Positive self-talk, my affirmations, listening to others' affirmations, doing things that I love, conversations with my mom and with my daughter, that helps keep me mentally.
- Extra.
Okay, that's a nice photo there.
Oh, we have lots of them.
- Oh, the extra one?
[laughs] - Yeah, yeah.
- To have that generational healing take place, and it could be as simple as us just chilling right now.
- That's right.
- Looking through our pictures and just kind of key keying.
- Doing things related to like Kreative On Purpose or building up people's self-esteem, I was the first girl, so to speak, and I feel like that's just like hitting now when I see you like out and about doing stuff and I hear people talking about like the work you're doing, and I'm like, "Dang, I got that early.
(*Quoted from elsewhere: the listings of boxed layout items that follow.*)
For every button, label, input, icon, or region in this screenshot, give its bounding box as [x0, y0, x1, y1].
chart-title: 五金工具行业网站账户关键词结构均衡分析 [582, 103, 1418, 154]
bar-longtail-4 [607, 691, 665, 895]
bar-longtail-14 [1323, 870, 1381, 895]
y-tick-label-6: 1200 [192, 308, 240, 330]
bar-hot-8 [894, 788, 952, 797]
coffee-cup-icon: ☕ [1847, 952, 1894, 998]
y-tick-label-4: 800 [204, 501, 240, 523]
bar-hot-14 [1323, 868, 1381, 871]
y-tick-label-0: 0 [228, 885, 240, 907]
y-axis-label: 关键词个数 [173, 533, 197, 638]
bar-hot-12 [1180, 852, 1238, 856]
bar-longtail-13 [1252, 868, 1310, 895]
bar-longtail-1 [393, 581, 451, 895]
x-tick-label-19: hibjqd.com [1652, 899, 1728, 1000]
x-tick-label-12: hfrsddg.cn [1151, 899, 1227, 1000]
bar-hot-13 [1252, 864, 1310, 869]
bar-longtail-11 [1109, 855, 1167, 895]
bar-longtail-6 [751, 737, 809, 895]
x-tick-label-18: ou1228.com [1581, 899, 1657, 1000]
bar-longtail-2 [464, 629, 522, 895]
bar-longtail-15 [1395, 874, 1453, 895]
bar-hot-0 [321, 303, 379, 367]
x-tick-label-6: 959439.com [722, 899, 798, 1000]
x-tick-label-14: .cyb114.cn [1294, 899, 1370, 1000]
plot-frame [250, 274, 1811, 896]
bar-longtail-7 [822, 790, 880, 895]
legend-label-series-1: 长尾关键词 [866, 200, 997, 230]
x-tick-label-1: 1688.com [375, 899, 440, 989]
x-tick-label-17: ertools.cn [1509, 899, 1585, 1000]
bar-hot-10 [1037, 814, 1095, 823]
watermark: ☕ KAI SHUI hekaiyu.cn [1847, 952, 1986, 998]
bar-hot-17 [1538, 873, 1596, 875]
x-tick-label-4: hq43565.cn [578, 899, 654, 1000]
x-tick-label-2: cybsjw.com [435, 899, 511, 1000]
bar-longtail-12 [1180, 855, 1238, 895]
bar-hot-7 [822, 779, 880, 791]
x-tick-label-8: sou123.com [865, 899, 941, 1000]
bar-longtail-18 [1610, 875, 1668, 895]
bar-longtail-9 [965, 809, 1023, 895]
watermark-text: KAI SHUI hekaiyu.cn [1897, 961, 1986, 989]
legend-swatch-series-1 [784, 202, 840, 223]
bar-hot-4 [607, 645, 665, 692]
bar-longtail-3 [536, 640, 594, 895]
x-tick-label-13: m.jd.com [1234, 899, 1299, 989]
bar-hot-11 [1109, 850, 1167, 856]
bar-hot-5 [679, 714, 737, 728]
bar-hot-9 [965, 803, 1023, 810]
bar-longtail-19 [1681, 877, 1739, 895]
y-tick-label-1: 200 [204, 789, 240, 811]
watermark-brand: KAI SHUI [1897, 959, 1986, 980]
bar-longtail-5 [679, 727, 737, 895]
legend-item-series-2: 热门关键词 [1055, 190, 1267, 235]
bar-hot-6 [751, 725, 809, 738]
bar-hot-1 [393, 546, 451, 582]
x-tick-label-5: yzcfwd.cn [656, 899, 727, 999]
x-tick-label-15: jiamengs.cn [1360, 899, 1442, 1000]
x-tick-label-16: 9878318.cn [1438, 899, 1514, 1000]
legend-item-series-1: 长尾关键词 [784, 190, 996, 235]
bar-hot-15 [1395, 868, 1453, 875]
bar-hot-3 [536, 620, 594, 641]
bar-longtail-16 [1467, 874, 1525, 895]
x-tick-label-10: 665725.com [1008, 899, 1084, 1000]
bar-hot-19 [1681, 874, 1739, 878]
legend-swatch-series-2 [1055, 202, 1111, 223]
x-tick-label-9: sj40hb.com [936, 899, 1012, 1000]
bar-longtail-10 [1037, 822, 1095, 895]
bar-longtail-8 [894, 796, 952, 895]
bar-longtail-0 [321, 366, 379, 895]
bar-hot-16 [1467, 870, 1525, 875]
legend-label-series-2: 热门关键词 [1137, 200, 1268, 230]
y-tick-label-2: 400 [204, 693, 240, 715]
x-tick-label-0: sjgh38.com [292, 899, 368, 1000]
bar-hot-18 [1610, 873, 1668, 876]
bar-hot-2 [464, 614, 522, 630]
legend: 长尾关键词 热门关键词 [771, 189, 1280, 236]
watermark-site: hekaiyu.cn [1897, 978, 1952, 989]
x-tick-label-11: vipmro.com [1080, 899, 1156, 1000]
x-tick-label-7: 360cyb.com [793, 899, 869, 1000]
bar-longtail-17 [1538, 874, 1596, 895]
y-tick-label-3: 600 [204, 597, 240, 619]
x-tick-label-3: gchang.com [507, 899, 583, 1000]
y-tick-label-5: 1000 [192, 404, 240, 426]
Look at how blessed I am."
- Yes, Kreative On Purpose, finding creative ways to be mentally well.
- And in 2020 when it was all crazy, you started this?
Oh my god.
- Kreative On Purpose is so special because it was built on resilience.
It was built through challenges.
It was built from a person that knows what it's like to not love themselves, but want to love themselves.
[light upbeat music] [light upbeat music continues] We specifically work at building up your confidence, your self-esteem, your belief in yourself.
We are here to listen to any challenges that you may be having.
Everything is all about affirmations.
Y'all heard about affirmations?
- Yes.
- Mm hm.
- [Kashinda] Those powerful statements that you say, what I like to call make your dreams come true.
- I am worthy of love and acceptance just as I am.
- Just as you are.
Do you believe that?
- Yes.
- Declare that, own that.
I do consider myself a long-term HIV survivor in the HIV community, period.
It's been 25 plus years for me.
I am surviving HIV.
I'm surviving, present tense.
A part of me does this for the other long-term survivors because it's a day by day thing that we got to keep holding on.
I have affirmations for the day for you.
You read that to yourself and you accept it and you own it.
You have to start with a mental commitment to yourself.
By giving yourself that, you are opening up a big, big, big, big door with a lot of different things behind it.
[slow somber music] [slow somber music continues] Union County is definitely expanding.
It's a good thing to see.
Where you live definitely affects how you live and it definitely affects your mental health as well.
We have the freedoms and the liberties to live where we want to live.
And I try to stay away from better or worse, or good or bad.
The community is just different.
I'm blessed.
I live my life off of affirmations and the most powerful way of describing yourself is I am.
And so I am becoming the best that God wants me to be.
I am strength, I am light, I am love.
Those are the things that define me.
Not mentally ill, not HIV-positive, not disabled.
Those things play a part, they a part of me, but I choose not to let them define me.